Я пощёлкал пальцами перед её лицом – ноль реакции. Не помнилось, чтобы Лилёк была на дирижабле, но откуда ещё она здесь взялась? Видимо, с головой у девчонки что-то. Может, при падении ударилась и повредилась умом? Где же она пряталась три недели после крушения? Как выжила в такой мороз?
Вопросов возникло много, но, как выяснилось, единственной из семьи, кто говорил на я́рском – языке, который я понимал из-за его схожести с языком Святой Земли, – была Девочка-2. А как что-либо узнать у этой дикарки, я не представлял, потому что одно выражение её лица отпугивало своим кретинизмом.

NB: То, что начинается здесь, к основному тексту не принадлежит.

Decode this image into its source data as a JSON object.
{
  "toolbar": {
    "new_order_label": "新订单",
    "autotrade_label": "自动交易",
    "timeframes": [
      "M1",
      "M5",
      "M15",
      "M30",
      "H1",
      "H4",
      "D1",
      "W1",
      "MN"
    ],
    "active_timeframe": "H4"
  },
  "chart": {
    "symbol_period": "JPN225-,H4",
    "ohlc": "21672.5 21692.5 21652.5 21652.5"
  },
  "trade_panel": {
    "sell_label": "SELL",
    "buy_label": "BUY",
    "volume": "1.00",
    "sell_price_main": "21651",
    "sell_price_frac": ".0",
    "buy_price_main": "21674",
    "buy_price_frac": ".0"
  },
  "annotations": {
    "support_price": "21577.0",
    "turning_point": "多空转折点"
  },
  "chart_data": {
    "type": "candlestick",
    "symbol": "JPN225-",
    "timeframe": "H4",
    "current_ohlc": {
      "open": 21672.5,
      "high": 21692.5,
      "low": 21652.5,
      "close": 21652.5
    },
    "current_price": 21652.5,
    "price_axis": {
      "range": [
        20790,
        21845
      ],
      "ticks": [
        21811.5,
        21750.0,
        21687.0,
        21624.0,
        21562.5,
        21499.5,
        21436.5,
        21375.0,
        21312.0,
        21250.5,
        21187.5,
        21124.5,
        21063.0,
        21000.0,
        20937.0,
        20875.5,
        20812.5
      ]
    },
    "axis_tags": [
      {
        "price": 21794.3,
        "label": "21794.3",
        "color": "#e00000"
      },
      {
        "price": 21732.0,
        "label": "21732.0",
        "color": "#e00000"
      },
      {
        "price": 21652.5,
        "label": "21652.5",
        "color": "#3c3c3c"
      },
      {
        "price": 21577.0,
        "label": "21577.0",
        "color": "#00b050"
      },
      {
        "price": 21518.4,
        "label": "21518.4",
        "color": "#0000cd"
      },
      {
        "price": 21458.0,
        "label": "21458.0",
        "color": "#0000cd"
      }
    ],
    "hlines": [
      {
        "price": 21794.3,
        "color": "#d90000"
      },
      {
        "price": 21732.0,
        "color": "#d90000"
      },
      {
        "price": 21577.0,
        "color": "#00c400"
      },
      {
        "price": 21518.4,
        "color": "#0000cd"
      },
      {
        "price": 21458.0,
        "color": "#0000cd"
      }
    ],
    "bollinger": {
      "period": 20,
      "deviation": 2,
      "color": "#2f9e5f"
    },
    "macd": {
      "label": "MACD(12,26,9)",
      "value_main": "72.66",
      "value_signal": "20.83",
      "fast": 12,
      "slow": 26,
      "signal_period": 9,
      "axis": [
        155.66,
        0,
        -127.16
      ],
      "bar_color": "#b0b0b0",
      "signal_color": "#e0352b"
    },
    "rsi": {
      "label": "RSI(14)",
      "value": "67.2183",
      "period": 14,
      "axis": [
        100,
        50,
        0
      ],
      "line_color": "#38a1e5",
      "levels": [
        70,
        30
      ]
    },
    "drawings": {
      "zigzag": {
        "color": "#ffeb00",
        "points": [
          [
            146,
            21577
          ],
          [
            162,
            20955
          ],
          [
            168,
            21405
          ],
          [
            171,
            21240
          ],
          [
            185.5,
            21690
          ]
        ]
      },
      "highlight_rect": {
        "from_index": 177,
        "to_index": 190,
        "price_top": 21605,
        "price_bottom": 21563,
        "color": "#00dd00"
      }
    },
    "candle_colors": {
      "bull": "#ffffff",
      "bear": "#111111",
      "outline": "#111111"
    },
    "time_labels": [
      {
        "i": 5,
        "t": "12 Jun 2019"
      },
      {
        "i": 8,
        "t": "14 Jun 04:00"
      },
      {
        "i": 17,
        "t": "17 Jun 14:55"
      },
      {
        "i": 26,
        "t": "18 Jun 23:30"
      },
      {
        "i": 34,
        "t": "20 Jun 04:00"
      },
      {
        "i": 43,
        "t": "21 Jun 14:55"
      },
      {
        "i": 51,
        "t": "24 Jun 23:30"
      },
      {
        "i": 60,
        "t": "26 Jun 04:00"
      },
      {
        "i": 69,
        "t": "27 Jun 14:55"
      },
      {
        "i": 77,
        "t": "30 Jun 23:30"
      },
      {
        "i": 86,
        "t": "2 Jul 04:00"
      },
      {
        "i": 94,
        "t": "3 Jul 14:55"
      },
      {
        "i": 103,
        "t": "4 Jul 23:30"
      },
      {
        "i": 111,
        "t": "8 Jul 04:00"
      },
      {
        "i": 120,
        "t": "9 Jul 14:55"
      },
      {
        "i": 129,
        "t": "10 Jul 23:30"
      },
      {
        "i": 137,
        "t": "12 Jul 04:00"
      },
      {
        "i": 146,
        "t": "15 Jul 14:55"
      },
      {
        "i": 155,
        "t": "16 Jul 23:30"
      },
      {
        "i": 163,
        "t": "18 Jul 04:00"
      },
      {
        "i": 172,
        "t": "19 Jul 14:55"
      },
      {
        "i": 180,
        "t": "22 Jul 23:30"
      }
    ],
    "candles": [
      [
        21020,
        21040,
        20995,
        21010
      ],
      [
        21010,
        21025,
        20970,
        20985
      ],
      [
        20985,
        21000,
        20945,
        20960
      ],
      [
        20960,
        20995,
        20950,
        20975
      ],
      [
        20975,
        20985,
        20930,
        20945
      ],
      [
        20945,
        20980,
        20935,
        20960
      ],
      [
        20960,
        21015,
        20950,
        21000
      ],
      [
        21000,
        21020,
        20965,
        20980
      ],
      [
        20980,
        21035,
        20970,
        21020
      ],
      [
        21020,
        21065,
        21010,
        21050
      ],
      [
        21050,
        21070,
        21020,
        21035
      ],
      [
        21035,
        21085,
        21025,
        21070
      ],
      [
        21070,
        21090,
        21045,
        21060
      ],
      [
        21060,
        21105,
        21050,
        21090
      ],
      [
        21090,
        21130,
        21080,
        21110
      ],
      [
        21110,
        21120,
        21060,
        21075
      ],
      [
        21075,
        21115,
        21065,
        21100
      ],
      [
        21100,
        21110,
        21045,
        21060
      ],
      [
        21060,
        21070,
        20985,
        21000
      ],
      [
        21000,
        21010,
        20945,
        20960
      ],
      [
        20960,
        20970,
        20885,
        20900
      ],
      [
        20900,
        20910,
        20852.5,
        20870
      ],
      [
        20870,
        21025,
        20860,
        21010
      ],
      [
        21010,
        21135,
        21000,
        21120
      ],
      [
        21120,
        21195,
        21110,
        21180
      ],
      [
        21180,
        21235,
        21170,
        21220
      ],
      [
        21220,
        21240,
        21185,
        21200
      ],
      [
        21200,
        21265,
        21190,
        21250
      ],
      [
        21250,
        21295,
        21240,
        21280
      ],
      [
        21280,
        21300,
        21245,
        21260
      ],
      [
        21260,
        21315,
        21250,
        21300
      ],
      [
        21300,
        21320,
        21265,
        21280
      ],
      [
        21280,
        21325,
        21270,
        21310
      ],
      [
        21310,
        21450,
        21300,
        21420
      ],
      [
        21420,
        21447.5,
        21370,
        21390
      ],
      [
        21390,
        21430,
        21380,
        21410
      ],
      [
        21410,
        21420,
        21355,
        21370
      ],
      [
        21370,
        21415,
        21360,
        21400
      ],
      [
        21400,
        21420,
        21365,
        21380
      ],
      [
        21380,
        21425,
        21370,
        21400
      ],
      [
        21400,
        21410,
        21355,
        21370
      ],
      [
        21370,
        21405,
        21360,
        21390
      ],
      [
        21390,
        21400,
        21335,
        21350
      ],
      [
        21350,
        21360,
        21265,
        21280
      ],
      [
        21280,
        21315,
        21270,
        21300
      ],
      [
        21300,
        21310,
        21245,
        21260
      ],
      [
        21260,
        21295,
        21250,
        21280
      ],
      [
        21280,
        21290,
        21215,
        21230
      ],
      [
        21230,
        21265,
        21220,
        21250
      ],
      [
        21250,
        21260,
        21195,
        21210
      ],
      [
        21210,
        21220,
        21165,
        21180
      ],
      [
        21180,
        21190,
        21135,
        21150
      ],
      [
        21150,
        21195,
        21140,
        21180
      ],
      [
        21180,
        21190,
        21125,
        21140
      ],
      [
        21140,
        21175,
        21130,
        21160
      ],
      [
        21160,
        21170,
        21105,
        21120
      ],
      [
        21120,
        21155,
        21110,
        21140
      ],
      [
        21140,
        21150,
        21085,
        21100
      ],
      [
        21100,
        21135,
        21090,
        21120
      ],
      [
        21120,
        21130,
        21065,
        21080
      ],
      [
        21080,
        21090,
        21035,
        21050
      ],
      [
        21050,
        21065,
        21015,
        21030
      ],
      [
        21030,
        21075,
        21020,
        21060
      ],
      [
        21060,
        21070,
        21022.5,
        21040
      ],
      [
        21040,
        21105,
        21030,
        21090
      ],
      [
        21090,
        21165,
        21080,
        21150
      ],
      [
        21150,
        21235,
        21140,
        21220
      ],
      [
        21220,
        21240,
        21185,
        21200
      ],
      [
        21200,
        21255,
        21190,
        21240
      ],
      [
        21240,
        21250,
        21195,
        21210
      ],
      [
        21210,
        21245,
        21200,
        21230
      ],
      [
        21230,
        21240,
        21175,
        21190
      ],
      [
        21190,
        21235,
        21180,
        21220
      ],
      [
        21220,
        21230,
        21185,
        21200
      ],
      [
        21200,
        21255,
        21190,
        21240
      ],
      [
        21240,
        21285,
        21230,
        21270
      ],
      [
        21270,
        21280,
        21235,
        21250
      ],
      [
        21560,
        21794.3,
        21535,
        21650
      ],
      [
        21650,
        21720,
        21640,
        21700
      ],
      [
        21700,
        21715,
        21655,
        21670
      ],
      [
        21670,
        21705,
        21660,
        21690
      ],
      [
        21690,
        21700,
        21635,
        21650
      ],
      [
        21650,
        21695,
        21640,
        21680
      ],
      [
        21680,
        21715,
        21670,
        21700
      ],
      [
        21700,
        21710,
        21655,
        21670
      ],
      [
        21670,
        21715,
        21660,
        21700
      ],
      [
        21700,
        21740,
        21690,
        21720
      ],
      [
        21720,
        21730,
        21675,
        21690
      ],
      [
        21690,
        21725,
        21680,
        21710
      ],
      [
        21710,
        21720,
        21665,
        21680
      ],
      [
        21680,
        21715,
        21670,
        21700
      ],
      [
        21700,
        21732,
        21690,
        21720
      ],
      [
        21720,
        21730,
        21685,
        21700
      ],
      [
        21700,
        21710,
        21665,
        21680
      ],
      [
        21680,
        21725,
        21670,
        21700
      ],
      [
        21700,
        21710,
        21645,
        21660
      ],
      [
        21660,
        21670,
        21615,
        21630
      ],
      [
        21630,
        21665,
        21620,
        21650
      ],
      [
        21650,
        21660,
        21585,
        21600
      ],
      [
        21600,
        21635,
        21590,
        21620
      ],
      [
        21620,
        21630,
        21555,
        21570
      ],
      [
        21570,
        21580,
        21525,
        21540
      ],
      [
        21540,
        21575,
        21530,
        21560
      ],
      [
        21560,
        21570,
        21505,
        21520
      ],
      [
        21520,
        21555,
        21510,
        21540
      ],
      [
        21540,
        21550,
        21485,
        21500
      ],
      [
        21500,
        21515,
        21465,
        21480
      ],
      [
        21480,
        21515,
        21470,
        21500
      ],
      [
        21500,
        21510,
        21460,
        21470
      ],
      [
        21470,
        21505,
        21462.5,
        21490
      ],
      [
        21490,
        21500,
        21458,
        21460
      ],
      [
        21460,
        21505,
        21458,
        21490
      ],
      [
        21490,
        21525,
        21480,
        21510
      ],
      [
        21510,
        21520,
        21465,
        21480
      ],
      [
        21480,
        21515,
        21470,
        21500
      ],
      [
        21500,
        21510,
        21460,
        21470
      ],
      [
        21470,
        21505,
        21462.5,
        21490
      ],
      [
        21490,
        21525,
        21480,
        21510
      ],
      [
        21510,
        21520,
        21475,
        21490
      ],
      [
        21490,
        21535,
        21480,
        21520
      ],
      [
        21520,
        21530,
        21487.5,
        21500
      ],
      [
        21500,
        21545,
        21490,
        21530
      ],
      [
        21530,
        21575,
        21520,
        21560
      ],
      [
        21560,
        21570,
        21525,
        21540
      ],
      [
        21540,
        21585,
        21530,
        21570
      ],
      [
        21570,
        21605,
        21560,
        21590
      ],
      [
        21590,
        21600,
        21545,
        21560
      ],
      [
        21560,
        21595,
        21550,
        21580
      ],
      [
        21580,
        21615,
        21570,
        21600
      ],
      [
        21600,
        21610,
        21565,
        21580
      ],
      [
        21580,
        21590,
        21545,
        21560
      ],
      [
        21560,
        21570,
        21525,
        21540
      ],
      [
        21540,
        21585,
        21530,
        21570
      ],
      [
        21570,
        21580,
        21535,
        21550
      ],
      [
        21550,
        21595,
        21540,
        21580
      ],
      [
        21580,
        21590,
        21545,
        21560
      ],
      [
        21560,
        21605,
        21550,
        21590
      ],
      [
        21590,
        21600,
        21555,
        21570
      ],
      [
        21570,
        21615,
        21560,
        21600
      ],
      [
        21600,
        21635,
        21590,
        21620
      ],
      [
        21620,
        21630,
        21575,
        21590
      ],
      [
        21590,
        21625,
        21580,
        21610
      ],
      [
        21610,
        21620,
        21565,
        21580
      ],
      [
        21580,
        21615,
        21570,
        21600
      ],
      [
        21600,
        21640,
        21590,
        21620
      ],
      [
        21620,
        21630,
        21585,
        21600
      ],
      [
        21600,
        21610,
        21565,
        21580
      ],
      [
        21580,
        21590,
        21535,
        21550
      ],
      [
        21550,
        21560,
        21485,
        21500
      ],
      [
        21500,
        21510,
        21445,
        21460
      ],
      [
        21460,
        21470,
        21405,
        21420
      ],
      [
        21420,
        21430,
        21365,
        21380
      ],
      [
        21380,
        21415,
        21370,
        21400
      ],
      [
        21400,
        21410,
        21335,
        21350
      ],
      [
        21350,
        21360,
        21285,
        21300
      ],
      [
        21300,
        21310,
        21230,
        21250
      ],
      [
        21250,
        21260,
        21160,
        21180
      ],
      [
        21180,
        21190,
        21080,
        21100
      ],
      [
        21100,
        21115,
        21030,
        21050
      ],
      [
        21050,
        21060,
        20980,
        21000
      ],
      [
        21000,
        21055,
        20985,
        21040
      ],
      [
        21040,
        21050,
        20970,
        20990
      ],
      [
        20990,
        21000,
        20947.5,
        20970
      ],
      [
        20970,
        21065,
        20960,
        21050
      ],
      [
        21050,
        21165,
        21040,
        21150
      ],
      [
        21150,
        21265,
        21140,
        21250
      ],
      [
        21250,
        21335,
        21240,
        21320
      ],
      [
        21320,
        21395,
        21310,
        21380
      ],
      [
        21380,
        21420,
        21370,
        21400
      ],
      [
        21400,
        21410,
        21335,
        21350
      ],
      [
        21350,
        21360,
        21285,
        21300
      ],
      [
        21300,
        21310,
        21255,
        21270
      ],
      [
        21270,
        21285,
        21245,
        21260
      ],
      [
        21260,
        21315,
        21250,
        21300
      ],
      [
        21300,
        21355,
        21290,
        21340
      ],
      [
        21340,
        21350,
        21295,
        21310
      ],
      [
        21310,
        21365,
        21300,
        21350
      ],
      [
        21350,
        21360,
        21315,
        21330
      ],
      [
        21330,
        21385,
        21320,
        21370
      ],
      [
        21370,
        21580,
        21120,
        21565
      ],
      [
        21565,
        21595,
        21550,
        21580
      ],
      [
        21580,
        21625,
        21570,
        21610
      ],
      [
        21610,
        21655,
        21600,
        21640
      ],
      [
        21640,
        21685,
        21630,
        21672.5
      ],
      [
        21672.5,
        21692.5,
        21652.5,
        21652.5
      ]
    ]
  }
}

Появление Лилёк, на миг пошатнувшее моё умственное оцепенение, стало очередной обыденной неприятностью: девочка не разговаривала и оказалась полной дурочкой. Дикари тоже поняли это и не обращали на неё внимания, оставляли похлёбку и не следили, съела она её или нет, не проверяли, чем малышка занимается, не мыли и не трогали её, не укладывали спать и не пытались ухаживать. Если и было в посёлке более одинокое существо, чем я, то им оказалась Лилёк. Её считали убогой, блаженной и никому не нужной.
Придурочная раздражала меня и была дополнительной бестолковой обузой: если я не давал ей тарелку прямо в руки, она могла весь день проходить голодной. Кроме того, Лилёк была постоянно простужена, и если я не вытирал девчонке сопли, то они стекали ей прямо в рот. За это я даровал Лилёк обидную кличку – Соплежуйка, смысла которой, она, впрочем, не понимала.